MA Plans to Revisit
Amendment on Gay Marriage
By PAM BELLUCK,
NYTimes on the Web, May 10, 2005
BOSTON, May 9 -- Nearly a year
after Massachusetts legalized same-sex marriage, state legislators are again
planning to consider a proposal to make such marriages illegal.
On Monday, Senator Robert E. Travaglini, a Democrat and the president of the
Senate, took steps toward convening a constitutional convention in the fall; one
issue that would come before it is a proposed constitutional amendment to ban
gay marriage but legalize civil unions.
Senator Travaglini is a co-sponsor of the amendment, which received preliminary
approval from the Legislature last year, too late to stop a decision by the
Massachusetts Supreme Judicial Court to allow gay marriages to begin on May 17,
2004.
But the amendment did not die. It has a chance to become law if the
Legislature approves it in the 2005-2006 legislative session, and if it is then
approved by voters in a referendum in November 2006. It is not clear how
likely that is to happen.
Ann Dufresne, a spokeswoman for Senator Travaglini, said he still supported the
amendment, or at least the principle of having the amendment work its way
through the voting process.
"When he crafted the compromise amendment," Ms.

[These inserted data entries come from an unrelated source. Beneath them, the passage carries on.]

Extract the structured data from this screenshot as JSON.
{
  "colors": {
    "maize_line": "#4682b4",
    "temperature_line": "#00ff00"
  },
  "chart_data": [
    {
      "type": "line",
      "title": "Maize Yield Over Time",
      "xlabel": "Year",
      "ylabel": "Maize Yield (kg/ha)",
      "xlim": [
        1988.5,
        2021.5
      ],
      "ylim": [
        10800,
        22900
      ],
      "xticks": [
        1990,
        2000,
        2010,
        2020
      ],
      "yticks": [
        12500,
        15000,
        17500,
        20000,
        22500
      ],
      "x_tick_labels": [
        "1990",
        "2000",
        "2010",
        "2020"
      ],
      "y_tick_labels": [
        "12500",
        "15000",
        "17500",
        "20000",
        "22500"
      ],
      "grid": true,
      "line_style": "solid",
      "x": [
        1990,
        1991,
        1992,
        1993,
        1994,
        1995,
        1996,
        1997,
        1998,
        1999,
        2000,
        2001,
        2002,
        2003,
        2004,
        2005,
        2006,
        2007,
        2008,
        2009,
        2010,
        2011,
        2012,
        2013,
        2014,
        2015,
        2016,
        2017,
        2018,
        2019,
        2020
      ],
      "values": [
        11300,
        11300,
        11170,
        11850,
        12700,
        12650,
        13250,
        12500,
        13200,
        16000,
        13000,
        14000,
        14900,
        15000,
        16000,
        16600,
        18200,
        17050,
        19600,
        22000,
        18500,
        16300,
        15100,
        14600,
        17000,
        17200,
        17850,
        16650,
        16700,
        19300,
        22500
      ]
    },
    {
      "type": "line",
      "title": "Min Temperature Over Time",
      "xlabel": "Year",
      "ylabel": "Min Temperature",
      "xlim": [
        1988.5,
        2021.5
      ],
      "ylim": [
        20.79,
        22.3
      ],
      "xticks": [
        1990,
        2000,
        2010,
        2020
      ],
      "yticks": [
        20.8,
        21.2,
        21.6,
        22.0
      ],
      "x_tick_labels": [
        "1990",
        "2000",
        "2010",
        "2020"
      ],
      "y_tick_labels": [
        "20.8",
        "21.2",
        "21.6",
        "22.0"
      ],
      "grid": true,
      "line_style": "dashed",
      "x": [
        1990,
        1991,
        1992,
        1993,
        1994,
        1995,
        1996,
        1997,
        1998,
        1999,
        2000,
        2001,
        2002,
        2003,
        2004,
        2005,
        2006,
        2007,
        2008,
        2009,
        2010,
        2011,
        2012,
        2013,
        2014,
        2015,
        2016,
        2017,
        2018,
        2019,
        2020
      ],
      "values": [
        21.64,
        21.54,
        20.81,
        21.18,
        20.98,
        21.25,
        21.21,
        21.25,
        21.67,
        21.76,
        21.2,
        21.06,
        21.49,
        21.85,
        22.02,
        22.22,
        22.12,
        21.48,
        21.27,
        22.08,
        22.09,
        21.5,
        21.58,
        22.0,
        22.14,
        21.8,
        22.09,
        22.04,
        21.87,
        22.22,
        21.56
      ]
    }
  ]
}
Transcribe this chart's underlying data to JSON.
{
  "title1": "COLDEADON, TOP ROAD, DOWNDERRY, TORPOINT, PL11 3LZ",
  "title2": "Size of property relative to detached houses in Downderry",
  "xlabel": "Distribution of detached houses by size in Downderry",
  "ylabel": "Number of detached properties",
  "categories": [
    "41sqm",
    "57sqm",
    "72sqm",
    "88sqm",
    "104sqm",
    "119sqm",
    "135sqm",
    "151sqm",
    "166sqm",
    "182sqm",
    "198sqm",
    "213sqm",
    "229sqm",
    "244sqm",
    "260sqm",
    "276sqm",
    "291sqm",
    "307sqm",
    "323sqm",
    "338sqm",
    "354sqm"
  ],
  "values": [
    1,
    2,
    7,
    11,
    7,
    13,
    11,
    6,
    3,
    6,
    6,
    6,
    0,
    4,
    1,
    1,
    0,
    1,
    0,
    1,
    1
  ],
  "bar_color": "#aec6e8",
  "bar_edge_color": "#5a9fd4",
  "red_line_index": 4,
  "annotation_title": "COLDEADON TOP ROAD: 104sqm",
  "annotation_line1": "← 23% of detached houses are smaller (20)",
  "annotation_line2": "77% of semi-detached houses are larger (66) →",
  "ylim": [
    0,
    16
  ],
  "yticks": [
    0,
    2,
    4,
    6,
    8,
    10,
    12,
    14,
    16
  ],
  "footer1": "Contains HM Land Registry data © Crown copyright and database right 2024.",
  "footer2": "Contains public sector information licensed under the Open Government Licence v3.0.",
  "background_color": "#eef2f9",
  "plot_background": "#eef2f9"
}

Dufresne said, "it was
recognizing that half of the constituents and half of the voters felt that there
should be a definition that marriage was between a man and a woman, and half
said there should be civil marriage" for same-sex couples.
"I think he was right in the middle with a lot of folks," she said. "First
and foremost he wanted to give people the ability to vote."
But several things have changed in the past year.
For one, the opinions of legislators may have changed now that more than 6,000
gay couples have married, Ms. Dufresne and other legislative aides say.
Some of those who supported the amendment may now oppose it, the aides say, out
of reluctance to undo marriages that have taken place or out of a sense that gay
marriage has not caused negative repercussions.
"We've had gay marriage now for a year," Ms. Dufresne said. "You can't
dispute the fact that it's now become part of the dialogue."
Another sponsor of the amendment, Senator Brian P. Lees, the Republican minority
leader, told The Republican, a newspaper in Springfield, Mass., that he would
probably support the amendment, but that "everyone should review" it since it
would deprive gay couples of the marriage rights they now have.
"That's why I'm willing to look at it," Mr. Lees told The Republican in
February. He did not return phone messages on Monday.
Another difference is the composition of the Legislature. Last year, the
House speaker, Thomas M. Finneran, a Democrat who opposed gay marriage, led a
large group of the legislators who voted 105 to 92 to support the amendment.
But Mr. Finneran has left the House, and the new speaker, Salvatore F. DiMasi, a
Democrat, supports gay marriage.
In addition, in special elections this year, at least three legislators in favor
of gay marriage replaced legislators who opposed it, and several more won
election to the House last November.
"The landscape of the House has changed," said Kimberly Haberlin, a spokeswoman
for Mr. DiMasi. She said that Mr. DiMasi believed that after a year of
legal gay marriage several legislators would see that "the world hasn't fallen
off its axis."
There are other factors to consider, however. A group of opponents to gay
marriage, including the Massachusetts Family Institute, is preparing a petition
to put an amendment on the ballot in 2008 that would ban gay marriage and not
establish civil unions. Some lawmakers who would oppose such an amendment
might decide that the best way to defeat it would be to support the amendment
establishing civil unions that the legislature approved last year, legislative
aides said.
Legislators here are also aware that most of the rest of the country is not
ready to support same-sex marriage, the aides said.
That could encourage some lawmakers to support a constitutional ban, Ms.
Dufresne said, because to keep such marriages legal "may show that Massachusetts
is out of step with the rest of the country."